Of late, jazz has been seducing me, thanks to a CD of Thelonius Monk at Newport in 1967, and open-reel tapes from Wes Montgomery and Gerry Mulligan. The timely arrival of Monk's Dream [Mobile Fidelity One-Step UD1S 2-011] provided me with an exemplar of spatial concerns, in a virgin pressing. The EAT No8's refinement over the No5 meant expanding a soundstage that was already vast. Each instrument occupied what I can only imagine was the correct positioning at the recording site. This enhanced the concept of the Monk's quartet as a cohesive group, at the same time highlighting each player.

As for the sound of each instrument, it was chill-after-chill, those fleeting moments where the reproduction is so realistic and authentic that you know your system is working at its peak. I suppose this brief auditory thrill is not unlike the transitory joy of a perfect downshift, that first whiff of a properly decanted wine or popping Beluga against the roof of one's mouth.


Ready To Rock
Ah, you're thinking: a One-Step LP makes any system sound better. True, but we're beyond all that because seasoned audiophiles who know their set-ups can audition a new component even with less regal pressings or recordings. Hence my decision to follow Monk with albums from The Runaways and Whitesnake.

Queens Of Noise [Sundazed/Modern Harmonic MH-8094] was The Runaways' second LP, and it realised all that their debut promised. While mainly inspired by the glam rock that emanated from the UK in the early-to-mid-1970s, honed by punk and referencing US ex-pat Suzi Quattro, The Runaways swiftly developed an identity powered in no small part by bad-ass rocker Joan Jett. It was here that the No8 showed its proficiency with transient speed and recovery, power and weight.

You can't get away from the screechiness of the vocals that marked the band's sound – street attitude, yadayadayada – but the near-militaristic drumming, the brightness (in a good way) that was characteristic of all of their heroes, from The Glitter Band to Adam & The Ants. It's all about in-your-face attack, and the EAT No8 has these grrrrls slapping you upside the head. As transcendent as the No8 is with subtle material like Monk, it knows how to rock. The only criticism is that it leans to the warm, which may be too much with, say, single-ended triode amps.
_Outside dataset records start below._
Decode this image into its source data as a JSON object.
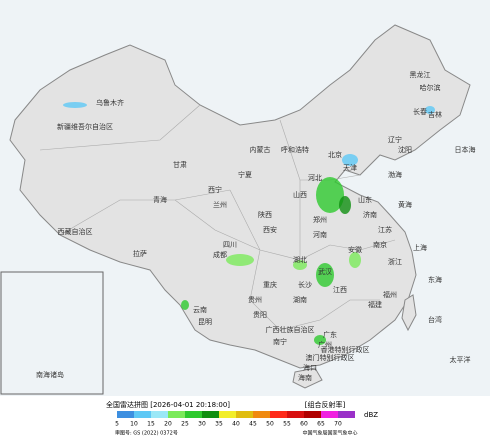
{
  "header": {
    "title": "全国雷达拼图 [2026-04-01 20:18:00]",
    "product": "[组合反射率]"
  },
  "legend": {
    "unit": "dBZ",
    "items": [
      {
        "value": 5,
        "color": "#3d8fe0"
      },
      {
        "value": 10,
        "color": "#5ec8f5"
      },
      {
        "value": 15,
        "color": "#9be8f7"
      },
      {
        "value": 20,
        "color": "#7bea5a"
      },
      {
        "value": 25,
        "color": "#2ec92e"
      },
      {
        "value": 30,
        "color": "#0f8f10"
      },
      {
        "value": 35,
        "color": "#f2ee2a"
      },
      {
        "value": 40,
        "color": "#e0bd10"
      },
      {
        "value": 45,
        "color": "#f08a10"
      },
      {
        "value": 50,
        "color": "#ff2a1a"
      },
      {
        "value": 55,
        "color": "#d81010"
      },
      {
        "value": 60,
        "color": "#b00000"
      },
      {
        "value": 65,
        "color": "#f020e0"
      },
      {
        "value": 70,
        "color": "#9a30c8"
      }
    ]
  },
  "map": {
    "labels": [
      "乌鲁木齐",
      "新疆维吾尔自治区",
      "西藏自治区",
      "拉萨",
      "青海",
      "西宁",
      "甘肃",
      "兰州",
      "内蒙古",
      "呼和浩特",
      "黑龙江",
      "哈尔滨",
      "吉林",
      "长春",
      "辽宁",
      "沈阳",
      "北京",
      "天津",
      "河北",
      "山西",
      "宁夏",
      "陕西",
      "西安",
      "河南",
      "郑州",
      "山东",
      "济南",
      "江苏",
      "南京",
      "上海",
      "安徽",
      "湖北",
      "武汉",
      "四川",
      "成都",
      "重庆",
      "贵州",
      "贵阳",
      "湖南",
      "长沙",
      "江西",
      "浙江",
      "福建",
      "福州",
      "台湾",
      "云南",
      "昆明",
      "广西壮族自治区",
      "南宁",
      "广东",
      "广州",
      "香港特别行政区",
      "澳门特别行政区",
      "海南",
      "海口",
      "渤海",
      "黄海",
      "东海",
      "太平洋",
      "日本海",
      "南海诸岛"
    ]
  },
  "footer": {
    "map_number": "审图号: GS (2022) 0372号",
    "credit": "中国气象局国家气象中心"
  }
}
Whitesnake, of course, represents the heavy-metal-via-stadium, power ballad excess of the big hair bands, but only the churlish would deny their sense of majesty. The 30th anniversary reissue of Slip Of The Tongue [Rhino 5409784019029], though not their best, is a time capsule of the genre's overblown self-importance, like Prog Rock without the intellectual pretence. But that is to be a snob: this stuff can fill a room and have you reaching for your air guitar before you can say 'Cheap An' Nasty'.


Then again, this LP featured the magnificent Steve Vai, and guitar is what it's all about. The No8 seems to know this. Coverdale's singing, a paradigm of Plant/Tyler/Roth crotch-rock grandeur, comes through with all the macho swagger that contrasts so comically with the jail-bait insolence of The Runaways. Despite the meters barely flickering when the level is cranked up to 11, the No8 finds minuscule details in Whitesnake that other pick-ups would leave buried, like pirates' treasure beneath the sand.

Taste Of Luxury
How much will you love this? Like the No5, you'll probably be so charmed by it that you'll even pay the extra £100 for the optional deluxe wooden box. As was said about Mr Brier and the first Koetsu Urushis all those years ago, the No8 looks as beautiful as it sounds.

It is self-evidently an artisan product that narrows the gap between high-end audio and luxury objects per se. And you'll be excused for staring at the end of your tonearm for inordinate amounts of time once a Jo No8 arrives there.

Hi-Fi News Verdict
This makes two in a row for EAT, Jo No8 achieving at its price what the No5 did at £799 while adding subtle refinement in precisely the areas where the latter needs it. Aside from the bulk, which applies to both Jo MCs, this cartridge is a dream to set up, it's immediately captivating and so musical that I was distracted from my cache of tapes and the latest episode of Elementary. This is a future classic.